Ich kann dich sehen: Thriller (German Edition)
Er wusste, wo sie wohnte. Aber die Bullen hatten keine Ahnung, wer er war. Wenn sie jetzt ins Haus zum Telefon rannte, war er verschwunden. Und sie wären kein bisschen schlauer.
Aber das war nicht alles. Er war direkt vor ihr, nur ein paar Meter entfernt. Sie wollte das Schwein sehen. Einen Blick in das Gesicht des Mannes werfen, der sie zusammengeschlagen und ihr Büro verwüstet hatte.
Sie drehte sich zu Sheridan um, die darauf wartete, dass sie die Polizei rief. »Zieh die Tür zu, und renn nach links«, flüsterte sie, hüpfte die zwei Stufen hinunter und begann zu rennen.
Der Kerl hatte bereits die Kurve der Einfahrt erreicht und humpelte ungeschickt. Er musste sich beim Fallen verletzt haben. Hinter sich hörte sie Sheridan die Treppe herunterspringen und dann einen weiten Bogen laufen.
Liv lief direkt auf den Mann zu und hielt den Baseballschläger in ihrer unverletzten Hand, der Asphalt kratzte unter ihren Socken. Er blickte über seine Schulter zurück, sah sie hinter sich, eilte nach links zum Zaun, der den Garten der Nachbarn abtrennte.

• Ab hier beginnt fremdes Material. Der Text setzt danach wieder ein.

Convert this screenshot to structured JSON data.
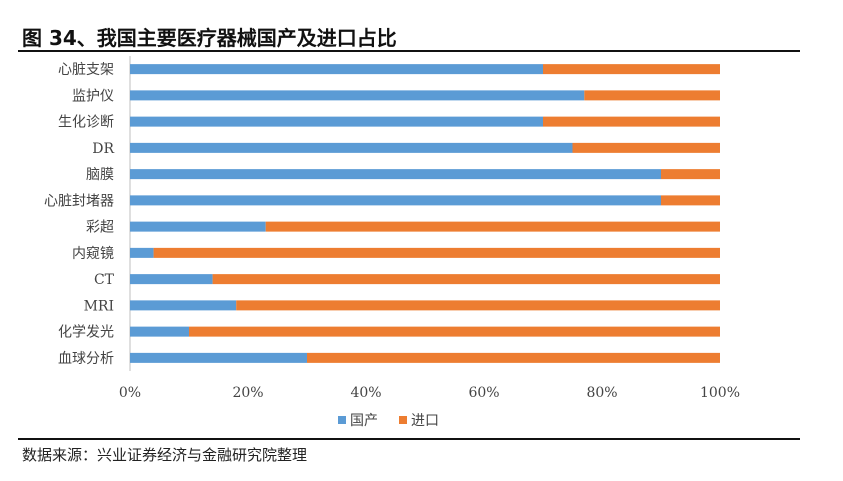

Er sprang von zu weit darauf los und krallte sich am oberen Ende fest, doch sein Körper knallte mit voller Wucht gegen die Eisenstäbe, sodass der Krach im ruhigen Abend widerhallte. Er klammerte sich fest, seine Füße scharrten verzweifelt über die glatte Fläche, er versuchte sich hochzuziehen und über den Zaun zu springen.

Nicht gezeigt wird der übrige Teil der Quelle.